Businesses types that may apply include:
- Sole proprietors
- Independent contractors
- Self-employed individuals
- Certain non-profits (the new bill has expanded eligible businesses to include certain 501(c)(6) non-profit organizations)
- Seasonal employers; businesses that operate no more than seven months within a year or earn no more than a third of gross receipts within a six-month period
- Faith-based organizations that have less than 150 employees
First-draw PPP loan limitations
Businesses who have not yet received a PPP Loan can borrow is the lesser of:
There may be exceptions to these limits for restaurants and other hospitality businesses.
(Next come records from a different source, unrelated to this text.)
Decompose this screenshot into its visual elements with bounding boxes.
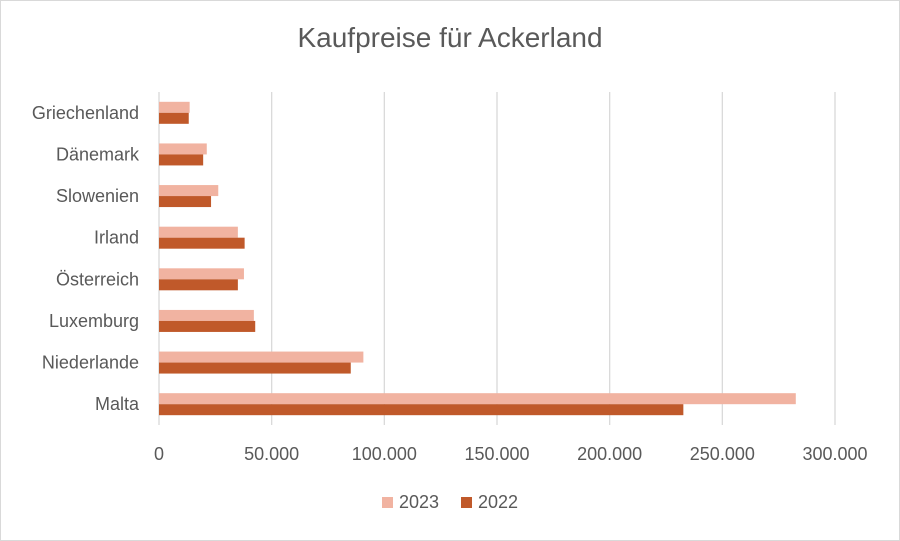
legend-swatch-2022: [461, 497, 472, 508]
y-tick-label: Irland: [94, 228, 139, 248]
bar-2022: [159, 237, 245, 249]
x-tick-label: 100.000: [352, 444, 417, 464]
y-tick-label: Griechenland: [32, 103, 139, 123]
bar-2023: [159, 185, 219, 197]
legend-label-2023: 2023: [398, 492, 439, 512]
bar-2022: [159, 320, 256, 332]
bar-2023: [159, 351, 364, 363]
bar-2022: [159, 362, 351, 374]
y-tick-label: Niederlande: [42, 353, 139, 373]
x-tick-label: 300.000: [802, 444, 867, 464]
legend-label-2022: 2022: [478, 492, 519, 512]
legend-item-2022: 2022: [461, 492, 518, 513]
legend-swatch-2023: [381, 497, 393, 508]
bar-2022: [159, 196, 212, 208]
y-tick-label: Luxemburg: [49, 311, 139, 331]
x-tick-label: 250.000: [690, 444, 755, 464]
y-tick-label: Dänemark: [56, 144, 140, 164]
bar-2022: [159, 279, 238, 291]
y-tick-label: Slowenien: [56, 186, 139, 206]
bar-2023: [159, 268, 244, 280]
bar-2023: [159, 393, 796, 405]
bar-2022: [159, 404, 684, 416]
bar-2023: [159, 226, 238, 238]
legend: 2023 2022: [0, 492, 900, 513]
y-tick-label: Malta: [95, 394, 140, 414]
bar-2022: [159, 112, 189, 124]
x-tick-label: 0: [154, 444, 164, 464]
y-tick-label: Österreich: [56, 269, 139, 289]
legend-item-2023: 2023: [381, 492, 439, 513]
bar-2023: [159, 143, 207, 155]
bar-2023: [159, 101, 190, 113]
bar-2022: [159, 154, 204, 166]
x-tick-label: 200.000: [577, 444, 642, 464]
bar-2023: [159, 309, 254, 321]
x-tick-label: 50.000: [244, 444, 299, 464]
chart-title: Kaufpreise für Ackerland: [297, 22, 603, 53]
x-tick-label: 150.000: [464, 444, 529, 464]
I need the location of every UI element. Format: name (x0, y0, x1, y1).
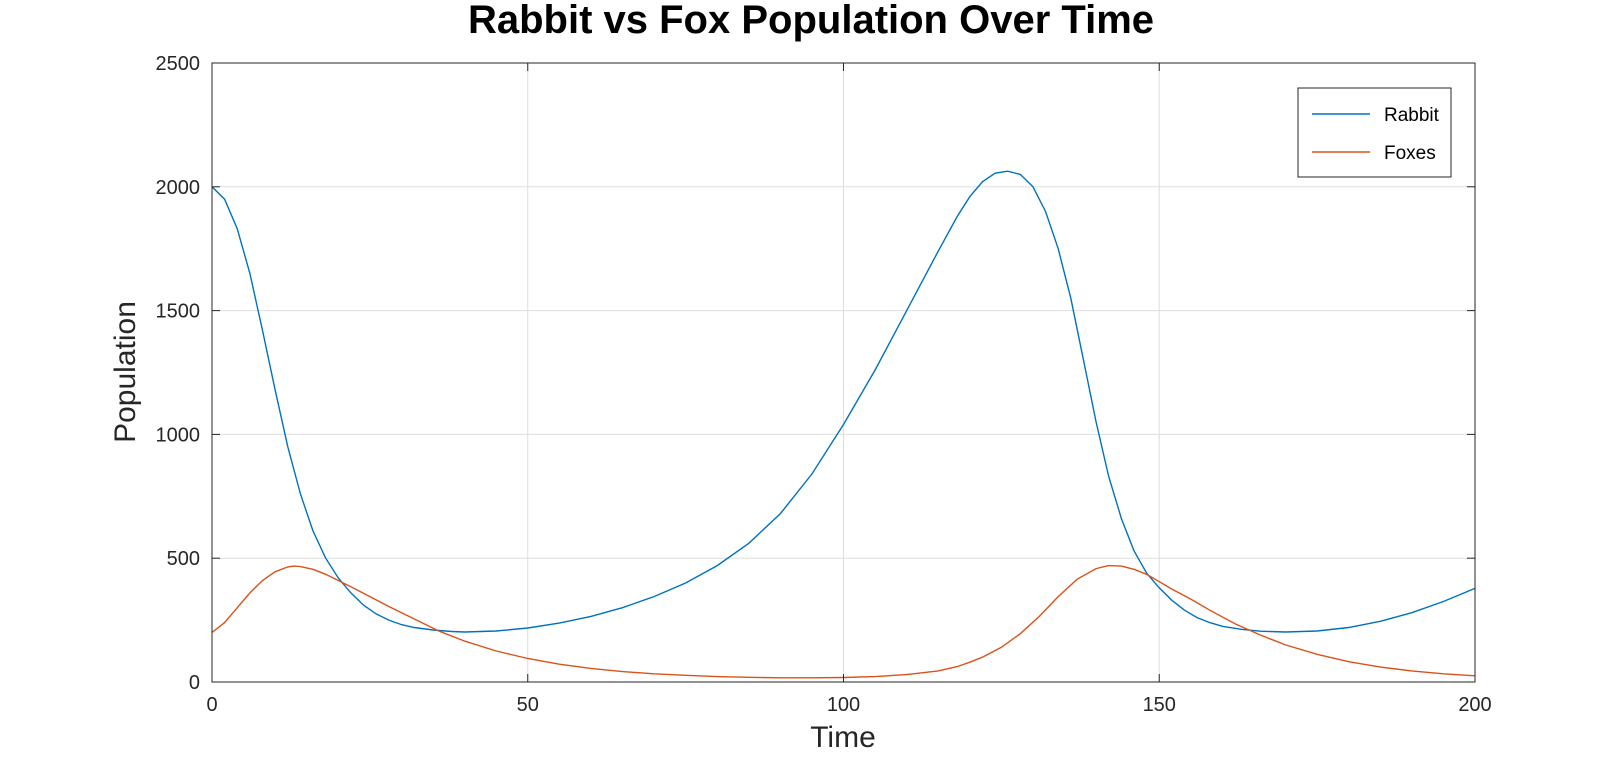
x-axis-label: Time (810, 721, 876, 754)
legend-label-rabbit: Rabbit (1384, 105, 1440, 126)
y-tick-label: 2000 (156, 177, 201, 199)
legend: Rabbit Foxes (1297, 87, 1452, 178)
x-tick-label: 100 (827, 694, 860, 716)
y-tick-label: 2500 (156, 53, 201, 75)
grid (211, 62, 1476, 683)
y-tick-label: 1500 (156, 301, 201, 323)
y-tick-label: 1000 (156, 424, 201, 446)
x-tick-label: 150 (1143, 694, 1176, 716)
x-tick-label: 200 (1458, 694, 1491, 716)
y-axis-label: Population (109, 301, 142, 443)
y-tick-label: 0 (189, 672, 200, 694)
legend-label-foxes: Foxes (1384, 143, 1436, 164)
rabbit-series-line (211, 170, 1476, 633)
x-tick-label: 50 (517, 694, 539, 716)
chart-title: Rabbit vs Fox Population Over Time (468, 0, 1154, 42)
legend-box (1297, 87, 1452, 178)
y-tick-label: 500 (167, 548, 200, 570)
x-tick-label: 0 (206, 694, 217, 716)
- 2.5 times the average monthly payroll costs and healthcare costs
- $10 million
Second-draw PPP loan limitations
Businesses applying for a second round can borrow the lesser of:
- 2.5 times the average monthly payroll costs and healthcare costs in the year prior to when the loan was received or within the calendar year
- Restaurants, hotels, and other hospitality businesses are eligible for 3.5 times the average monthly payroll costs and healthcare costs in the year prior to when the loan was received or within the calendar.
- $2 million
At least 60% of loan proceeds must be spent on:
- Employee Payroll: Salary, wages, tips, and commissions up to $15,386 within a 8-week period or $46,154 within a 24-week period
- Group health insurance payments
- Dental and vision plans
- Disability benefits
- Life Insurance
- Owner compensation costs
40% of the funds may be spent on:
- Paid time off
- Retirement plans
- Federal payroll tax
- State unemployment insurance
- Mortgage Interest
- Personal Protective Equipment (PPE)
- Covid-19 related compliance measures
- Property damage related to 2020 rioting & unrest
- Software to facilitate business operations
This generic information is not intended to be taken as tax, legal, benefits, financial, or HR advice.
Since rules and regulations change over time and can vary (by industry, entity type, and locale), consult
your accountant, lawyer, and/or HR expert for specific guidance.